At the height of the Algerian War (1954-1962), the competing forces of colonial reformism, indigenous localism, and revolutionary resistance converged on a single military district south of Algiers, the sparsely populated
Zone du Sud Algérois (ZSA). Here, French efforts to recruit and empower Muslim Algerians to fight against the rebel
Front de Libération Nationale (FLN) unearthed webs of inter-communal tension that proved impossible to contain. Starting in 1955, French administrators implemented a program of “integrationist” reforms designed to combat the structural racism in the colony’s legal system and win the battle for political legitimacy in the Algerian countryside. This paper argues that French officers’ subsequent attempts to exploit these reforms for military gain radically and unintentionally restructured power dynamics throughout the colony. Ultimately, integrationism created overlapping and contested zones of sovereignty in Algeria, not only between the government and the rebellion, but between civil and military authorities, the FLN, and the Algerian fighters ostensibly loyal to France.

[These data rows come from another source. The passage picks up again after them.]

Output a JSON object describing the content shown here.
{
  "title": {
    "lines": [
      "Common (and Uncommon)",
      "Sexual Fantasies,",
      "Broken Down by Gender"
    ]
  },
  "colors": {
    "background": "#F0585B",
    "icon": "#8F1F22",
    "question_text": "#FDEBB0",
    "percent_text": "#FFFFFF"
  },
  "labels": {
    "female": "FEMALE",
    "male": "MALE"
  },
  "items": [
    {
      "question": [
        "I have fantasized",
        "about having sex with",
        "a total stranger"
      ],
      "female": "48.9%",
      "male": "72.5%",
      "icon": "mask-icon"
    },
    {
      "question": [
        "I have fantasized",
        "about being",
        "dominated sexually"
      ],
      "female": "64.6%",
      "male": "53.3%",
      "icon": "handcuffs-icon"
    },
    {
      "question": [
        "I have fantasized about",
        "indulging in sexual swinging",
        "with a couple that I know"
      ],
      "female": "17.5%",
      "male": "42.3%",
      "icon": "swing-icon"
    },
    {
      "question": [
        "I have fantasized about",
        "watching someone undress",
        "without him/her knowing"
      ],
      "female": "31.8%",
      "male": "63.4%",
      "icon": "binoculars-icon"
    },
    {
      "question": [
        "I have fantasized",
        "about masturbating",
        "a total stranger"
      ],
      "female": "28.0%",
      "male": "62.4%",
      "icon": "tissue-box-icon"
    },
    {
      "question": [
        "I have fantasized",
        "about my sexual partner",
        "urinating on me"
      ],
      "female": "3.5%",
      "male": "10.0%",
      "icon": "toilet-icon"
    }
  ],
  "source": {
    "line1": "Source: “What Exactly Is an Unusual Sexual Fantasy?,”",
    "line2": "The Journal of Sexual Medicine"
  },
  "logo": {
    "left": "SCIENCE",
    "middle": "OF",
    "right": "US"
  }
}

This paper will focus on the wartime activities of two indigenous auxiliary (contre-maquisard) groups to demonstrate the unintended avenues for “native” autonomy and violence that integrationist policy opened after 1955. Using military records and the written testimonies of its members, this paper argues that the Forces Auxiliaires Franco-Musulmane and l’Armée Nationale du Peuple Algérien exercised a novel, semi-legal agency made possible by wartime reforms to build new political and social regimes in the villages where they operated. Neither treasonous collaborators nor French patriots, these bands exploited France’s need for indigenous loyalists with discourses and symbols derived from colonial law. With decolonization, the Gaullist state created a myth of timeless and colorblind republicanism that effaced the racially-differentiated citizenship categories at the center of the contre-maquisards’ experiences. Their stories, however, reveal the capacity of even the most “universal” republic to promote explicitly multiculturalist policies.